Rom 8:34-36 “Who is he that condemneth? It is Christ that died, yea rather, that is risen again, who is even at the right hand of God, who also maketh intercession for us. Who shall separate us from the love of Christ? shall tribulation, or distress, or persecution, or famine, or nakedness, or peril, or sword? As it is written, For thy sake we are killed all the day long; we are accounted as sheep for the slaughter.”
Paul’s initial question here deserves our attention. He is not simply asking for us to identify the individual or group that is condemning God’s elect. This question also carries the idea of who would suppose they have any right or reason to do so. The reason they have no right is then plainly spelled out.
“It is Christ that died” should cause us to tremble at the very notion of condemning those that He has shed His blood to redeem. Jesus goes beyond dying for us: He is risen from the dead. Jesus Christ laid down His life for God’s elect and He has taken it up again for the same. It is not just that He loved us (in the past tense) but that His love is current and ongoing.
While we live here, Christ lives in us. Even though He lives in us, He is simultaneously in the position of favor (right hand) with God, our Father. With all that He has suffered and conquered, He would have every right to sit down and be at ease. However, His love for us is so great that He is making intercession (to confer with – see Strong’s) for us. Jesus is actively engaged in the blessings that we receive daily.
His love for us is so great that He left the portals of glory and took upon Himself the form of man. In that form, He lived here for about thirty-three and a half years. The Son of Man laid down His life on the cross and took it up again on the third day. He was caught up into the clouds of glory and He still intercedes for us.

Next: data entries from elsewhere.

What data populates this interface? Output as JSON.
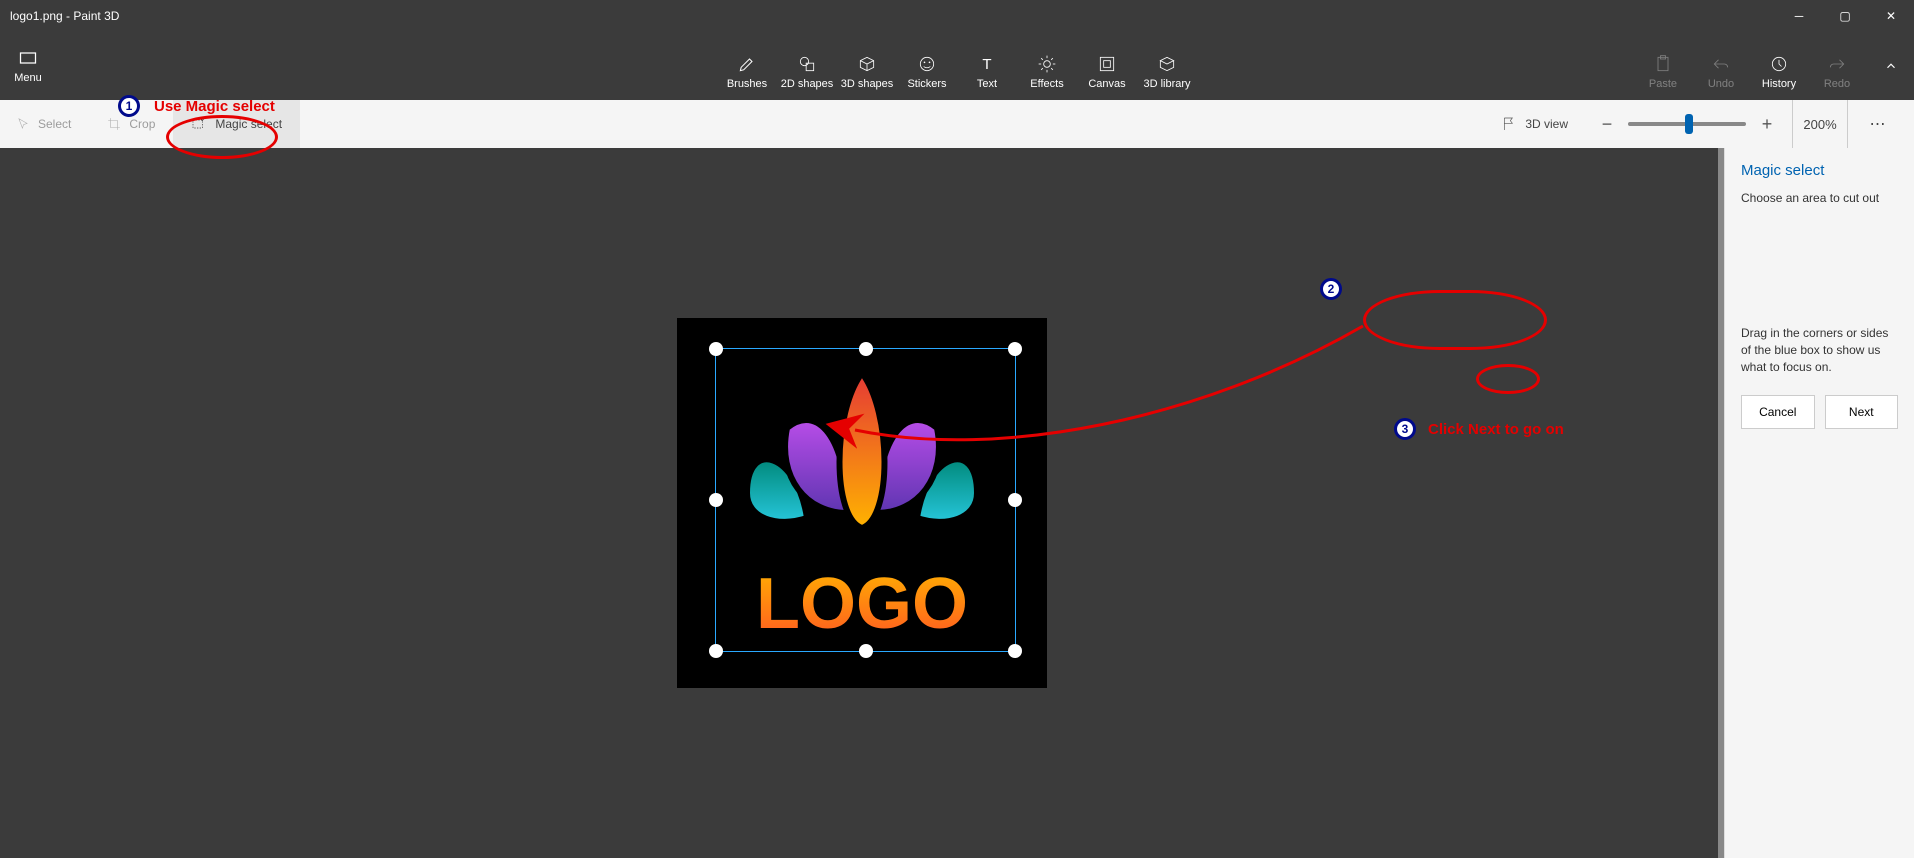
{
  "title": "logo1.png - Paint 3D",
  "menu_label": "Menu",
  "ribbon": {
    "brushes": "Brushes",
    "shapes2d": "2D shapes",
    "shapes3d": "3D shapes",
    "stickers": "Stickers",
    "text": "Text",
    "effects": "Effects",
    "canvas": "Canvas",
    "library3d": "3D library",
    "paste": "Paste",
    "undo": "Undo",
    "history": "History",
    "redo": "Redo"
  },
  "subbar": {
    "select": "Select",
    "crop": "Crop",
    "magic_select": "Magic select",
    "view3d": "3D view",
    "zoom": "200%"
  },
  "panel": {
    "title": "Magic select",
    "sub": "Choose an area to cut out",
    "hint": "Drag in the corners or sides of the blue box to show us what to focus on.",
    "cancel": "Cancel",
    "next": "Next"
  },
  "annotations": {
    "a1": "Use Magic select",
    "a3": "Click Next to go on"
  },
  "logo_text": "LOGO"
}
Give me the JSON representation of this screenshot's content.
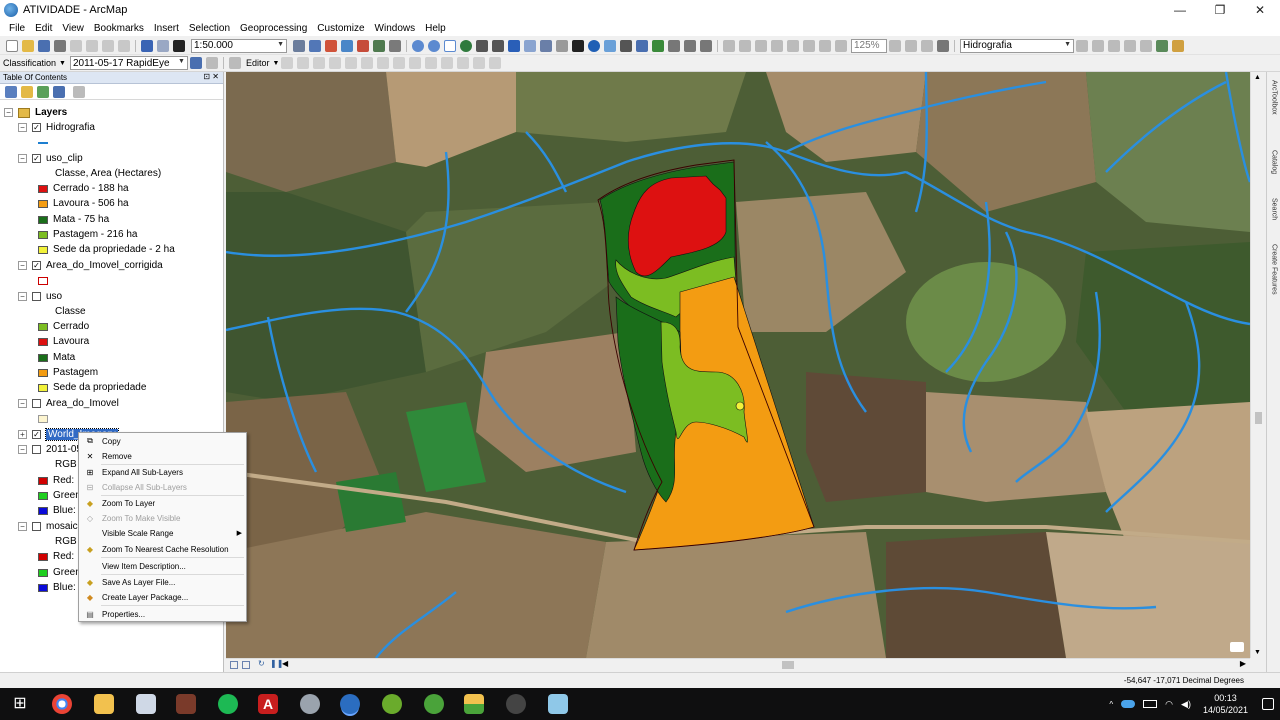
{
  "window": {
    "title": "ATIVIDADE - ArcMap",
    "minimize": "—",
    "maximize": "❐",
    "close": "✕"
  },
  "menu": [
    "File",
    "Edit",
    "View",
    "Bookmarks",
    "Insert",
    "Selection",
    "Geoprocessing",
    "Customize",
    "Windows",
    "Help"
  ],
  "toolbar": {
    "scale": "1:50.000",
    "zoom_percent": "125%",
    "target_layer": "Hidrografia",
    "classification_label": "Classification",
    "image_dropdown": "2011-05-17 RapidEye",
    "editor_label": "Editor"
  },
  "toc": {
    "title": "Table Of Contents",
    "header_buttons": "⊡ ✕",
    "root": "Layers",
    "layers": {
      "hidrografia": "Hidrografia",
      "uso_clip": "uso_clip",
      "uso_clip_field": "Classe, Area (Hectares)",
      "uso_clip_items": [
        "Cerrado - 188 ha",
        "Lavoura - 506 ha",
        "Mata - 75 ha",
        "Pastagem - 216 ha",
        "Sede da propriedade - 2 ha"
      ],
      "area_corrigida": "Area_do_Imovel_corrigida",
      "uso": "uso",
      "uso_field": "Classe",
      "uso_items": [
        "Cerrado",
        "Lavoura",
        "Mata",
        "Pastagem",
        "Sede da propriedade"
      ],
      "area_imovel": "Area_do_Imovel",
      "world_imagery": "World_Imagery",
      "rapideye": "2011-05",
      "rgb": "RGB",
      "red": "Red:",
      "green": "Green",
      "blue": "Blue:",
      "mosaico": "mosaico",
      "rgb2": "RGB",
      "red2": "Red:",
      "green2": "Green",
      "blue2": "Blue:"
    }
  },
  "legend_colors": {
    "cerrado": "#dd1111",
    "lavoura": "#f39c12",
    "mata": "#1a6e1a",
    "pastagem": "#7cbd22",
    "sede": "#f2f23a",
    "uso_cerrado": "#7cbd22",
    "uso_lavoura": "#dd1111",
    "uso_mata": "#1a6e1a",
    "uso_pastagem": "#f39c12",
    "uso_sede": "#f2f23a",
    "river": "#2a8fe0"
  },
  "context_menu": [
    {
      "label": "Copy",
      "icon": "copy-icon",
      "disabled": false
    },
    {
      "label": "Remove",
      "icon": "remove-icon",
      "disabled": false
    },
    {
      "label": "Expand All Sub-Layers",
      "icon": "expand-icon",
      "disabled": false
    },
    {
      "label": "Collapse All Sub-Layers",
      "icon": "collapse-icon",
      "disabled": true
    },
    {
      "label": "Zoom To Layer",
      "icon": "zoom-layer-icon",
      "disabled": false
    },
    {
      "label": "Zoom To Make Visible",
      "icon": "zoom-visible-icon",
      "disabled": true
    },
    {
      "label": "Visible Scale Range",
      "icon": "",
      "disabled": false
    },
    {
      "label": "Zoom To Nearest Cache Resolution",
      "icon": "zoom-cache-icon",
      "disabled": false
    },
    {
      "label": "View Item Description...",
      "icon": "",
      "disabled": false
    },
    {
      "label": "Save As Layer File...",
      "icon": "save-layer-icon",
      "disabled": false
    },
    {
      "label": "Create Layer Package...",
      "icon": "layer-package-icon",
      "disabled": false
    },
    {
      "label": "Properties...",
      "icon": "properties-icon",
      "disabled": false
    }
  ],
  "right_dock": [
    "ArcToolbox",
    "Catalog",
    "Search",
    "Create Features"
  ],
  "status": {
    "coords": "-54,647  -17,071 Decimal Degrees"
  },
  "taskbar": {
    "time": "00:13",
    "date": "14/05/2021"
  }
}
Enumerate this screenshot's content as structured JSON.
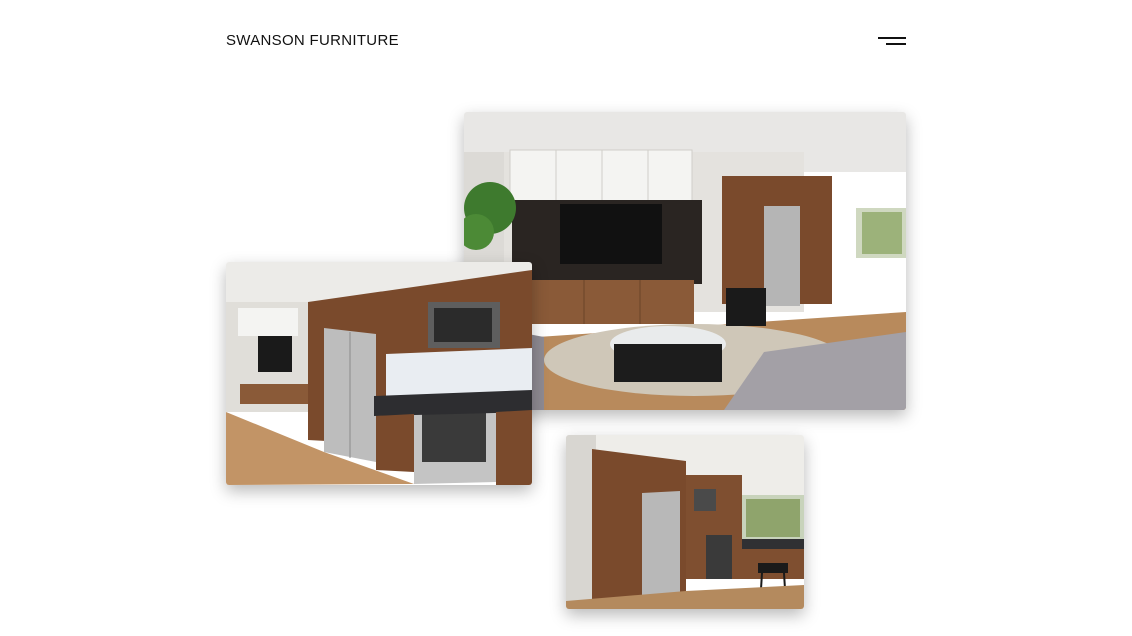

Knowing all of this, how could we ever suppose there is any power that can separate us from His love? Neither tribulation nor distress is capable of such a thing. Indeed, the scripture tells us that tribulation worketh patience. Persecution and destitution do not have the power to separate us from His love. Shame (nakedness), danger, and war (whether physical or spiritual) cannot manage to remove us from His love.
Often, when we think of these things that cannot separate us from His love, we think in terms of what we endure in this life. We need to keep our eyes clearly focused on Jesus. He endured all these conditions for us (homeless, destitute of worldly goods, unjustly despised, hungry, called on to die, and ultimately judged for crimes He did not commit but willingly claimed as His own). Yet, not once did He falter in His love for us!
In verse thirty-six, Paul quotes Psalms 44:22. In First Corinthians 15:31, Paul makes it personal when he declares “I die daily.” Jesus told us in the gospel as recorded by John that the servant is not greater than the Master. If Jesus endured all these things for us, it is not reasonable to assume that we shall escape these things.
What should be clear to us is that nothing that Jesus endured caused His love toward us to cease. Nothing that we endure has the power to separate us rom that wondrous love. It is His great love for us that gives us the strength to endure. It is His great love that allows us to rejoice when we are counted worthy to bear stripes for the testimony of our Lord and Master.
May we hold fast the truth that God has not given us a spirit of fear, but of power and love and a sound mind (2 Timothy 1:7)!